1. A snow and ice melting device that comprises:

multiple spiral shaped coils, each having an axis, wherein each coil is formed from, or coated with, a material that absorbs radiant solar energy and each coil having: a helical shape with a decreasing radius along the axis; a notched, grooved or porous outer surface that facilitates capillary action and thus evaporation of melt water; and a pitch geometry that enables placement within close proximity to other coils, and

a tether that fastens multiple coils in a fixed configuration comprising one of:

a first configuration with the respective axes being side-by-side and parallel to one another, and

a second configuration with the respective axes extending radially relative to one another.

2. The snow and ice melting device of claim 1, wherein each coil is about 6 inches to about 24 inches in length.

3. The snow and ice melting device of claim 2, wherein each coil has a circular or oval cross section with a diameter of about 2 inches to about 8 inches at its widest point.

4. The snow and ice melting device of claim 3, wherein each coil has a space of about 0.3 inches to about 4 inches between corresponding points on adjacent curves.

5. The device of claim 1, wherein each coil is formed from at least one of a thermoplastic and a thermoset material.

6. The device of claim 5, wherein the at least one of a thermoplastic and thermoset material is coated with, or combined with, a metal.

7. The device of claim 1 wherein each coil is formed from a thermoplastic material partially or completely coated by a metal.

8. The device of claim 7, wherein the thermoplastic material comprises at least one of polyethylene, polypropylene, nylon and polyurethane.

9. The snow and ice melting device of claim 1, wherein each coil comprises a hollow core.

10. The device of claim 1, wherein the liquid is water.

11. The device of claim 1, wherein the outer surface of each coil comprises pores.

12. The device of claim 1, wherein each coil is formed from a material having a thermal conductivity of at least 2 watts per meter-Kelvin.

13. The device of claim 1, wherein each coil is non-electric and non-electronic.

14. The device of claim 1, wherein: each coil is formed from a thermoplastic or thermoset material and is non-electric and non-electronic, the tether fastens the coils in the first configuration in an alternating parallel assembly, and each coil has a length in the range of 10 to 24 inches and a diameter at its widest point in the range of 8 to 20 inches.

15. The device of claim 1, wherein: each coil is formed from a thermoplastic or thermoset material and is non-electric and non-electronic, the tether fastens the coils in the second configuration, and each coil has a length in the range of 10 to 24 inches and a diameter at its widest point in the range of 8 to 20 inches.
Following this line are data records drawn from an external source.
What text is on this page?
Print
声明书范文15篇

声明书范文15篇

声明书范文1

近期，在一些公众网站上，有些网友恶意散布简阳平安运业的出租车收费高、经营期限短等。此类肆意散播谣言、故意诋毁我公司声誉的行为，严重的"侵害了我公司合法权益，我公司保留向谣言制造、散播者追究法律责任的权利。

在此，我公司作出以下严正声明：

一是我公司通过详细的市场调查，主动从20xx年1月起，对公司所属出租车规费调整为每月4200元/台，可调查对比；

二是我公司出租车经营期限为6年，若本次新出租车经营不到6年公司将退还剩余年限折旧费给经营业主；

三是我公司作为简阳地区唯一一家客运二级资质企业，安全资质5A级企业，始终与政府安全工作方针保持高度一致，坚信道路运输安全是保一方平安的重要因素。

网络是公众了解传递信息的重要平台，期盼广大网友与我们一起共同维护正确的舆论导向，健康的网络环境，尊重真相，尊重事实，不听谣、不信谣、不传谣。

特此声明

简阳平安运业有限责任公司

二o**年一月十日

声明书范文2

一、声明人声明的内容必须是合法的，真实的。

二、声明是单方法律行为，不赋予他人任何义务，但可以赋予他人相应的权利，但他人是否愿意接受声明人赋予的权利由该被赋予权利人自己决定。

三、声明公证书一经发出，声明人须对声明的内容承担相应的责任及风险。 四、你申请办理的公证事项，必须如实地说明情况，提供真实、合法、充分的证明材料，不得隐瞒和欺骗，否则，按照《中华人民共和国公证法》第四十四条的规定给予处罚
16. A method of melting at least one of snow and ice, comprising:

forming a coil comprising an elongated member having a first end and a second end, the elongated member being formed from a material that absorbs radiant solar energy, wherein the coil is formed to have a helical shape with an axis, and an outer surface comprising at least one of grooves, notches and pores configured to facilitate movement of liquid by capillary action;

connecting the coil to at least one other coil having a similar configuration using a tether that fastens multiple coils in a fixed configuration comprising one of: a first configuration with the respective axes being side-by-side and parallel to one another, and a second configuration with the respective axes extending radially relative to one another, and

placing the connected coils in contact with at least one of snow and ice.

17. The method of claim 16, wherein the coil has a decreasing radius along the axis.